A slow build can ruin a good deployment. You watch your CI pipeline crawl, permissions tangle, secrets misalign, and you wonder why automation feels manual again. GitLab Lambda exists to fix that kind of mess. It blends GitLab’s CI/CD muscle with AWS Lambda’s serverless precision, creating an environment that scales with your repo instead of arguing with it.
GitLab runs your pipelines. Lambda runs your functions. Together, they tear down old assumptions about infrastructure. No more waiting for EC2 spin-up or dealing with idle containers. GitLab Lambda lets you trigger builds and deploy logic directly from commits, turning your repository into a command center for ephemeral workloads.
The basic flow is simple. GitLab pushes an artifact or configuration to AWS, which invokes a Lambda function to perform a task. It might deploy an API, test a microservice, or sync data to an S3 bucket. Permissions flow through IAM roles or OIDC claims, not opaque keys. You get clean boundaries between build logic and runtime execution, which keeps your audit trails intact and your security team slightly less nervous.
How do you connect GitLab and Lambda correctly?
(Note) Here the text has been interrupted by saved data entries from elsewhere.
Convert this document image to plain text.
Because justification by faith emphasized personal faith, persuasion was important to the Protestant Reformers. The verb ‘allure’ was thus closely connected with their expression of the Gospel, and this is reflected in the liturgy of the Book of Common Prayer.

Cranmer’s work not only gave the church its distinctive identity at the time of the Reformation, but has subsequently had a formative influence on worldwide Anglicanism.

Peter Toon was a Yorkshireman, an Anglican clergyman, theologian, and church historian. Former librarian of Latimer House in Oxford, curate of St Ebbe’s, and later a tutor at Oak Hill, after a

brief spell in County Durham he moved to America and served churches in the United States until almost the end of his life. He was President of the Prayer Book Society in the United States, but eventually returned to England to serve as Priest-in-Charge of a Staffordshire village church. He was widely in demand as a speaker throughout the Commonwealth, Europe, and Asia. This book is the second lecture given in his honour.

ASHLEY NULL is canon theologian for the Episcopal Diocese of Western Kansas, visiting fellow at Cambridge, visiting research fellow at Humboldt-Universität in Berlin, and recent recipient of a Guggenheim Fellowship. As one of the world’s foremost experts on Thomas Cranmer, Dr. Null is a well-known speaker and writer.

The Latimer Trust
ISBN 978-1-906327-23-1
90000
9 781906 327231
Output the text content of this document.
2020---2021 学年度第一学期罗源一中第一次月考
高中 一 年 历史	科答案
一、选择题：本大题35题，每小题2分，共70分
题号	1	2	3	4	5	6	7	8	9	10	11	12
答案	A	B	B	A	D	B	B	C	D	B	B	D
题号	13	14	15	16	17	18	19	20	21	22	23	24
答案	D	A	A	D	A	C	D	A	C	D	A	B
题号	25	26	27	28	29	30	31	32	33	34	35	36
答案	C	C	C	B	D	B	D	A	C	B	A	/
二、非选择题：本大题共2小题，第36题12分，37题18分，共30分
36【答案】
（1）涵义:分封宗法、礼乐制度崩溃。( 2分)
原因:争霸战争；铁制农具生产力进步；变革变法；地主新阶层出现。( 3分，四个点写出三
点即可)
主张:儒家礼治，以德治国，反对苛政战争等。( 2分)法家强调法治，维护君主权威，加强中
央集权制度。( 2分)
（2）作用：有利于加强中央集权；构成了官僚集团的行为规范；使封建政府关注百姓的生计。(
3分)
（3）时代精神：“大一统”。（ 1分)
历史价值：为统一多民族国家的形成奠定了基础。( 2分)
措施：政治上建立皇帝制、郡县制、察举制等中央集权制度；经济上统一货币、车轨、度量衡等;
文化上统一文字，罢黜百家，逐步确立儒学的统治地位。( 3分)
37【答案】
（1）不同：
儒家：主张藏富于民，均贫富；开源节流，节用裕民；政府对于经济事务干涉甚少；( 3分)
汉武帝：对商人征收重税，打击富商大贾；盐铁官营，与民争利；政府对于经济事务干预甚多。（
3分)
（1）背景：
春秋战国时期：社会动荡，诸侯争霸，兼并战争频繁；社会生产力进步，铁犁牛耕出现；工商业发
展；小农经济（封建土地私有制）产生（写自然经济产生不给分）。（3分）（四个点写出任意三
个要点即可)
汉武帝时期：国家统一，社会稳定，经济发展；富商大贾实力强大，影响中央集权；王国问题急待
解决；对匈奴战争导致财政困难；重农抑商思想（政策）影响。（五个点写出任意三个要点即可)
Use GitLab’s native AWS integration or an OIDC identity provider. Map pipeline roles to AWS IAM roles and define a trust relationship so Lambda only accepts invocations from your exact project. This eliminates static credentials, reduces exposure, and lets you rotate access automatically—pretty civilized compared to scattering keys across config files.
Engineers often hit snags with runtime permissions or environment variables. Treat Lambda like code with context, not a hidden black box. Store configs in Parameter Store or Secrets Manager and call them dynamically. Handle errors by logging to CloudWatch and mapping that data back into GitLab’s job output, which makes debugging feel more like reading a normal build log.